Cessacionistas frequentemente argumentam que sinais e maravilhas, assim como certos dons, serviram somente para confirmar e autenticar o grupo original de apóstolos e que quando esses morreram, também cessaram os dons. A verdade é que nenhum texto bíblico (nem mesmo Hb 2.4 ou 2 Co 12.12, dois textos que explico em artigos nowww.samstorms.com) chega a dizer que sinais e maravilhas ou certos dons espirituais serviram para autenticar os apóstolos. Sinais e maravilhas autenticaram Jesus e a mensagem apostólica referente a ele. Se sinais e maravilhas foram designados exclusivamente para autenticar os apóstolos, não temos como explicar porque pessoas que não eram apóstolos (como Felipe e Estevão) foram capacitados a exercê-los (ver especialmente 1 Co 12.8-10, onde o “dom” de “milagres”, entre outros, foi dado a crentes medianos, que não eram apóstolos).

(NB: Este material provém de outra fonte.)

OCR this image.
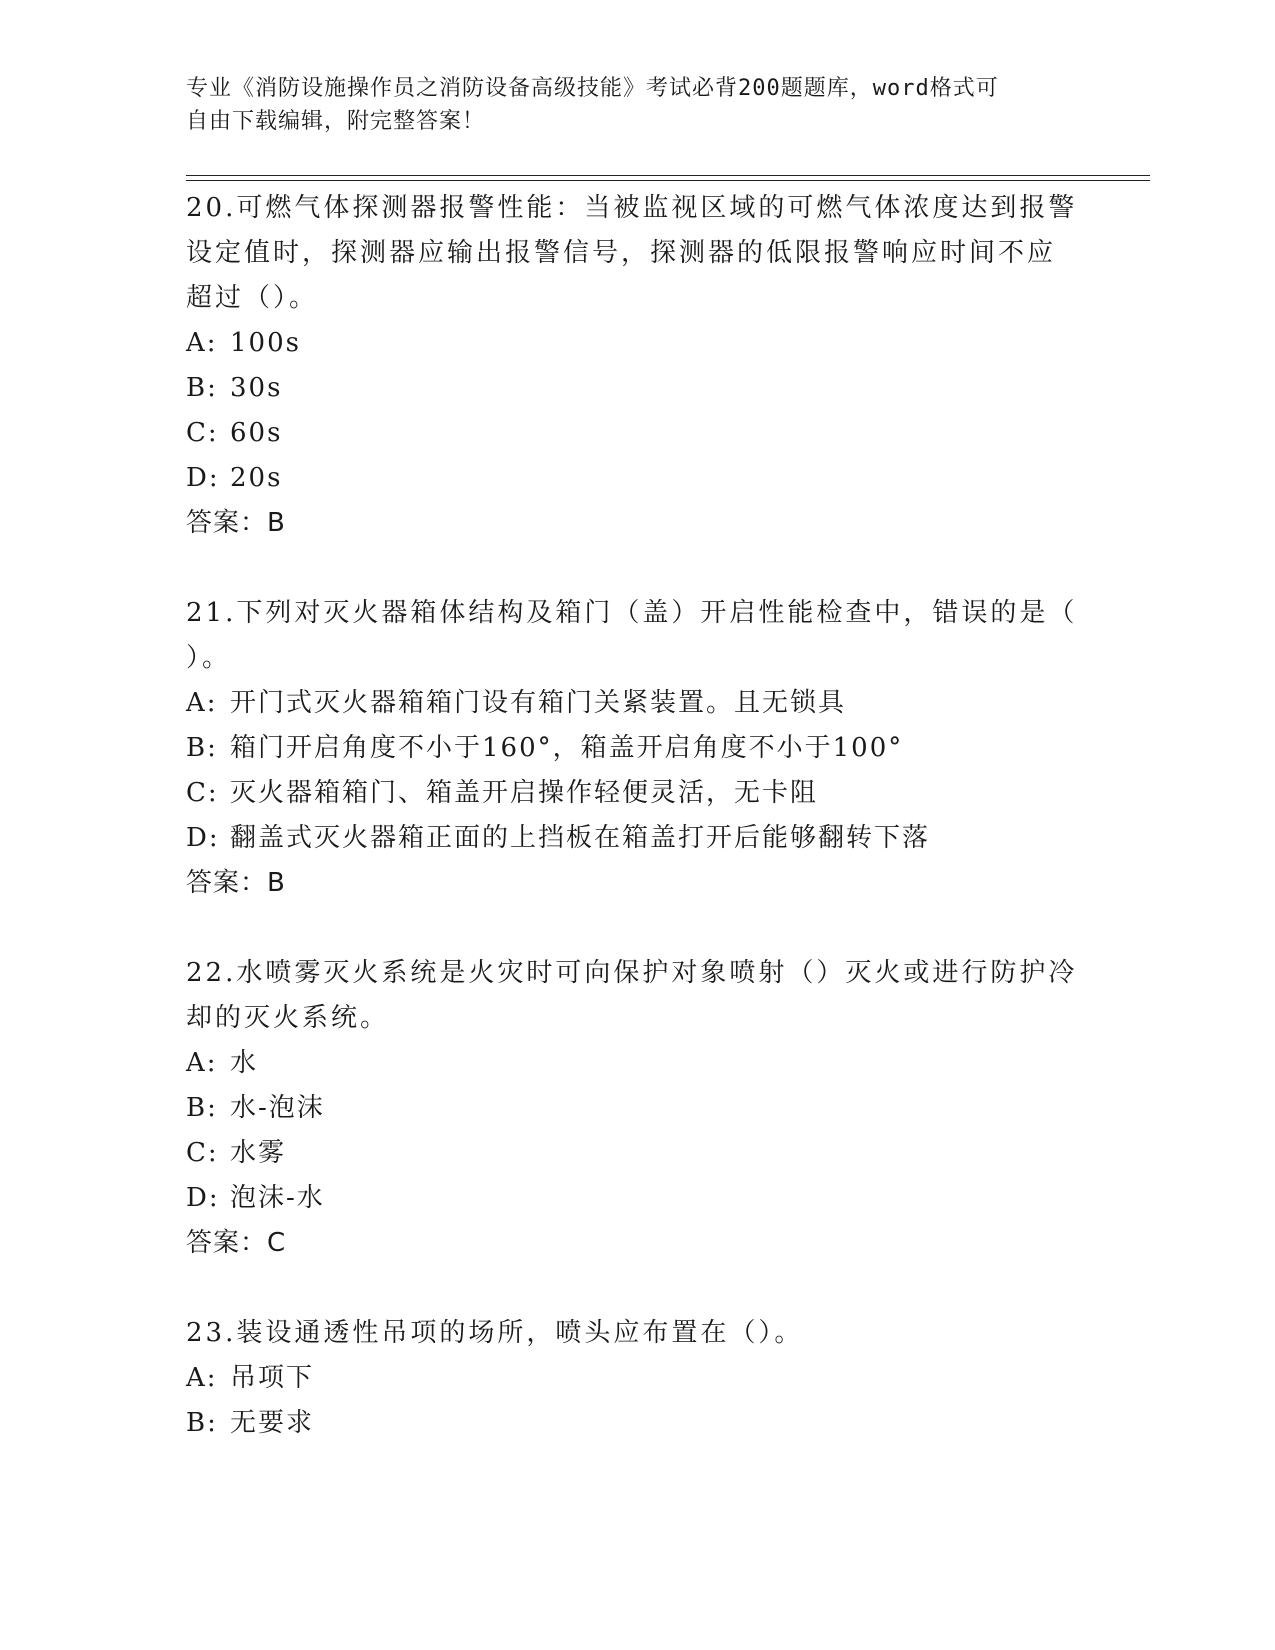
专业《消防设施操作员之消防设备高级技能》考试必背200题题库，word格式可
自由下载编辑，附完整答案！

20.可燃气体探测器报警性能：当被监视区域的可燃气体浓度达到报警

设定值时，探测器应输出报警信号，探测器的低限报警响应时间不应

超过（）。

A: 100s

B: 30s

C: 60s

D: 20s

答案：B

21.下列对灭火器箱体结构及箱门（盖）开启性能检查中，错误的是（

）。

A: 开门式灭火器箱箱门设有箱门关紧装置。且无锁具

B: 箱门开启角度不小于160°，箱盖开启角度不小于100°

C: 灭火器箱箱门、箱盖开启操作轻便灵活，无卡阻

D: 翻盖式灭火器箱正面的上挡板在箱盖打开后能够翻转下落

答案：B

22.水喷雾灭火系统是火灾时可向保护对象喷射（）灭火或进行防护冷

却的灭火系统。

A: 水

B: 水-泡沫

C: 水雾

D: 泡沫-水

答案：C

23.装设通透性吊项的场所，喷头应布置在（）。

A: 吊项下

B: 无要求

Portanto, essa é uma boa razão para ser cessacionista apenas se você puder demonstrar que a autenticação ou testificação da mensagem apostólica era o propósito único e exclusivo de tais demonstrações de poder divino. Todavia, em nenhum lugar do NT o propósito ou função dos milagres ou carismas é reduzido à testificação. O agir miraculoso, em qualquer forma que seja, servia a outros propósitos distintos: doxológico (para glorificar a Deus: Jo 2.11, 9.3, 11.4, 11.40 e Mt 15.29-31); evangelístico (para preparar o caminho para que o Evangelho fosse conhecido: ver At 9.32-43); pastoral (como expressão de compaixão e amor e cuidado com as ovelhas: Mt 14.14; Mc 1.40,41); e edificação (para levantar e fortalecer os crentes: 1 Co 12.7 e o “bem comum”; 1 Co 14.3-5, 26).

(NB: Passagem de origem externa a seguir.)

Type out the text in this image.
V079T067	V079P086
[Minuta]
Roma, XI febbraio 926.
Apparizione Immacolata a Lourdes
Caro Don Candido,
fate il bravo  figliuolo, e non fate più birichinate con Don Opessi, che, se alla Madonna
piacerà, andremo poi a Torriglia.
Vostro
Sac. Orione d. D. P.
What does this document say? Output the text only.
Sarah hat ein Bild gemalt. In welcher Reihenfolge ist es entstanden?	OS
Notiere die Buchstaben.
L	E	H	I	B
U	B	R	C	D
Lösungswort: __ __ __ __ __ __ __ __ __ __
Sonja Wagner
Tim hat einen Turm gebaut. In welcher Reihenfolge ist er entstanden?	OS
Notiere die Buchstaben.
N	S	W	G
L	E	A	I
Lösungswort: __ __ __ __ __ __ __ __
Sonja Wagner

Todos os dons do Espírito, seja línguas ou ensino, profecia ou misericórdia, cura ou auxílio, foram dados (dentre outras razões) para a edificação, fortalecimento, encorajamento, instrução, consolo e santificação do corpo de Cristo. Então, mesmo que o ministério dos dons miraculosos para atestar e autenticar tenha cessado, um ponto que concedo apenas para efeitos de argumentação, tais dons teriam que continuar a funcionar na igreja pelas outras razões citadas.
Ainda final e suficiente
Talvez a objeção mais comum dos cessacionistas seja que reconhecer a validade dos dons de revelação, como profecia e palavra de conhecimento, necessariamente compromete a finalidade e suficiência das Escrituras Sagradas. Mas esse argumento é baseado na falsa suposição de que esses dons nos dão verdades infalíveis com igual autoridade à do próprio texto bíblico (veja o meu artigo “Why NT Prophecy Does NOT Result in ‘Scripture-Quality’ Revelatory Words“).

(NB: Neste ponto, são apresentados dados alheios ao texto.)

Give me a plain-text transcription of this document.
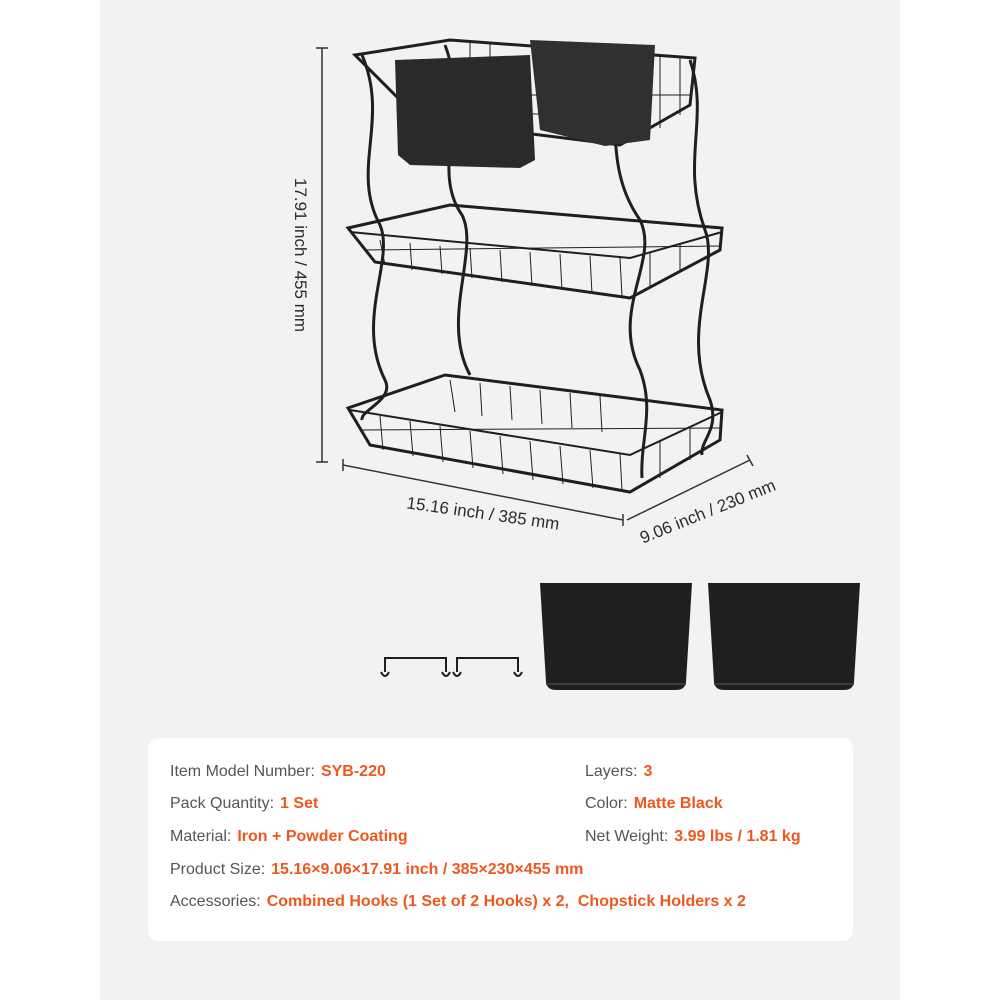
17.91 inch / 455 mm
15.16 inch / 385 mm	9.06 inch / 230 mm
Item Model Number: SYB-220	Layers: 3
Pack Quantity: 1 Set	Color: Matte Black
Material: Iron + Powder Coating	Net Weight: 3.99 lbs / 1.81 kg
Product Size: 15.16×9.06×17.91 inch / 385×230×455 mm
Accessories: Combined Hooks (1 Set of 2 Hooks) x 2, Chopstick Holders x 2
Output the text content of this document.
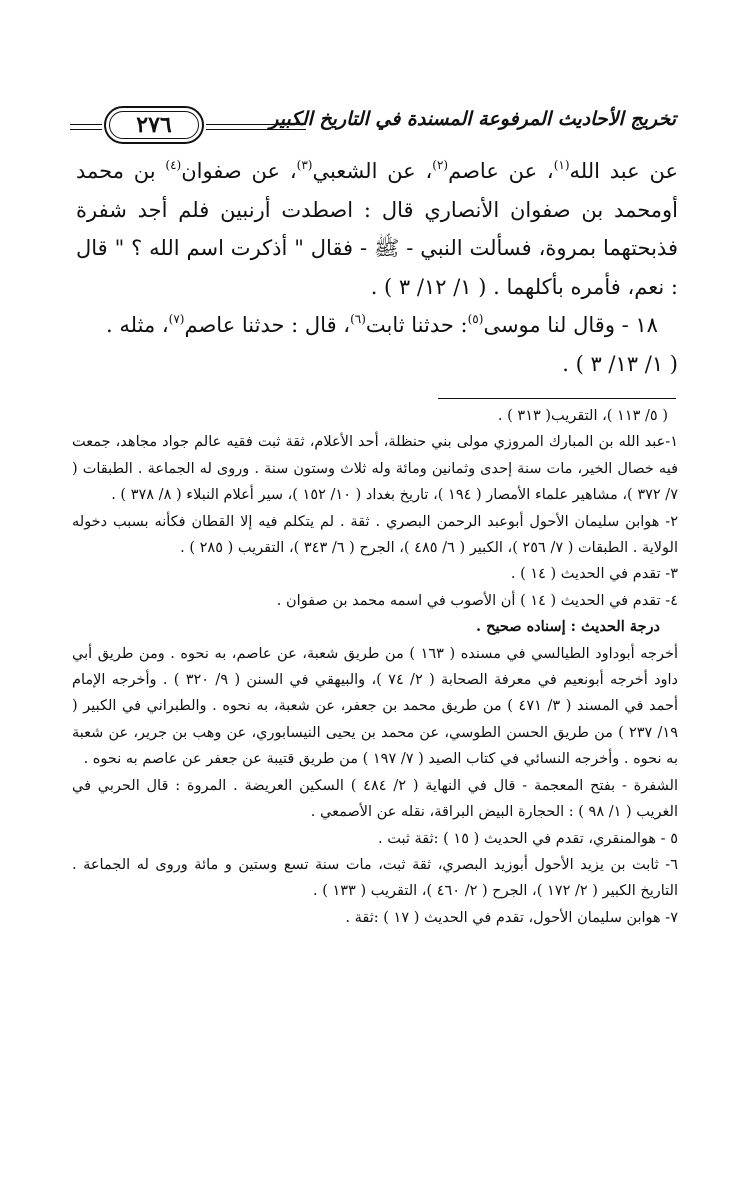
تخريج الأحاديث المرفوعة المسندة في التاريخ الكبير
٢٧٦

عن عبد الله$^{(١)}$، عن عاصم$^{(٢)}$، عن الشعبي$^{(٣)}$، عن صفوان$^{(٤)}$ بن محمد أومحمد بن صفوان الأنصاري قال : اصطدت أرنبين فلم أجد شفرة فذبحتهما بمروة، فسألت النبي - ﷺ - فقال " أذكرت اسم الله ؟ " قال : نعم، فأمره بأكلهما . ( ١/ ١٢/ ٣ ) .

١٨ - وقال لنا موسى$^{(٥)}$: حدثنا ثابت$^{(٦)}$، قال : حدثنا عاصم$^{(٧)}$، مثله .

( ١/ ١٣/ ٣ ) .

( ٥/ ١١٣ )، التقريب( ٣١٣ ) .

١-عبد الله بن المبارك المروزي مولى بني حنظلة، أحد الأعلام، ثقة ثبت فقيه عالم جواد مجاهد، جمعت فيه خصال الخير، مات سنة إحدى وثمانين ومائة وله ثلاث وستون سنة . وروى له الجماعة . الطبقات ( ٧/ ٣٧٢ )، مشاهير علماء الأمصار ( ١٩٤ )، تاريخ بغداد ( ١٠/ ١٥٢ )، سير أعلام النبلاء ( ٨/ ٣٧٨ ) .

٢- هوابن سليمان الأحول أبوعبد الرحمن البصري . ثقة . لم يتكلم فيه إلا القطان فكأنه بسبب دخوله الولاية . الطبقات ( ٧/ ٢٥٦ )، الكبير ( ٦/ ٤٨٥ )، الجرح ( ٦/ ٣٤٣ )، التقريب ( ٢٨٥ ) .

٣- تقدم في الحديث ( ١٤ ) .

٤- تقدم في الحديث ( ١٤ ) أن الأصوب في اسمه محمد بن صفوان .

درجة الحديث : إسناده صحيح .

أخرجه أبوداود الطيالسي في مسنده ( ١٦٣ ) من طريق شعبة، عن عاصم، به نحوه . ومن طريق أبي داود أخرجه أبونعيم في معرفة الصحابة ( ٢/ ٧٤ )، والبيهقي في السنن ( ٩/ ٣٢٠ ) . وأخرجه الإمام أحمد في المسند ( ٣/ ٤٧١ ) من طريق محمد بن جعفر، عن شعبة، به نحوه . والطبراني في الكبير ( ١٩/ ٢٣٧ ) من طريق الحسن الطوسي، عن محمد بن يحيى النيسابوري، عن وهب بن جرير، عن شعبة به نحوه . وأخرجه النسائي في كتاب الصيد ( ٧/ ١٩٧ ) من طريق قتيبة عن جعفر عن عاصم به نحوه .

الشفرة - بفتح المعجمة - قال في النهاية ( ٢/ ٤٨٤ ) السكين العريضة . المروة : قال الحربي في الغريب ( ١/ ٩٨ ) : الحجارة البيض البراقة، نقله عن الأصمعي .

٥ - هوالمنقري، تقدم في الحديث ( ١٥ ) :ثقة ثبت .

٦- ثابت بن يزيد الأحول أبوزيد البصري، ثقة ثبت، مات سنة تسع وستين و مائة وروى له الجماعة . التاريخ الكبير ( ٢/ ١٧٢ )، الجرح ( ٢/ ٤٦٠ )، التقريب ( ١٣٣ ) .

٧- هوابن سليمان الأحول، تقدم في الحديث ( ١٧ ) :ثقة .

Também é mencionado o apelo cessacionista a Efésios 2.20, como se esse texto descrevesse todo o possível ministério profético. O argumento diz que os dons de revelação como profecia foram unicamente ligados aos apóstolos e portanto designados para funcionar apenas durante o dito período de fundação da igreja nos primeiros séculos. Abordo esta visão fundamentalmente errônea em detalhe aqui. Um exame cuidadoso das evidências bíblicas referentes tanto à natureza do dom de profecia quanto à sua extensa presença entre cristãos indica que este dom servia a outros propósitos muito além da fundação da igreja. Portanto, nem a morte dos apóstolos, nem o desenvolvimento da igreja além dos seus primeiros séculos têm importância sobre a validade de profecias para hoje. Também é citado com frequência o argumento do agrupamento, por assim dizer, que diz que os fenômenos miraculosos e sobrenaturais foram supostamente concentrados ou agrupados em períodos específicos na história redentora. Já abordei este argumento num outro artigo e mostrei que é falso.
Finalmente, apesar de tecnicamente não ser uma razão ou argumento para ser um continuísta, não posso ignorar a experiência. O fato de que eu já vi todos os dons espirituais sendo operados, de ter testado e confirmado e os experimentado em primeira mão em inúmeras ocasiões. Como afirmei, esta não é tanto uma razão para se tornar um continuísta, e mais uma confirmação (apesar de não ser infalível) da validade dessa decisão. A experiência, isolada do texto bíblico, prova muito pouco. Mas a experiência deve ser considerada, especialmente se esta ilustra ou incorpora aquilo que vemos na palavra de Deus.
Sam Storms
Via: Marcio Melânia (por email)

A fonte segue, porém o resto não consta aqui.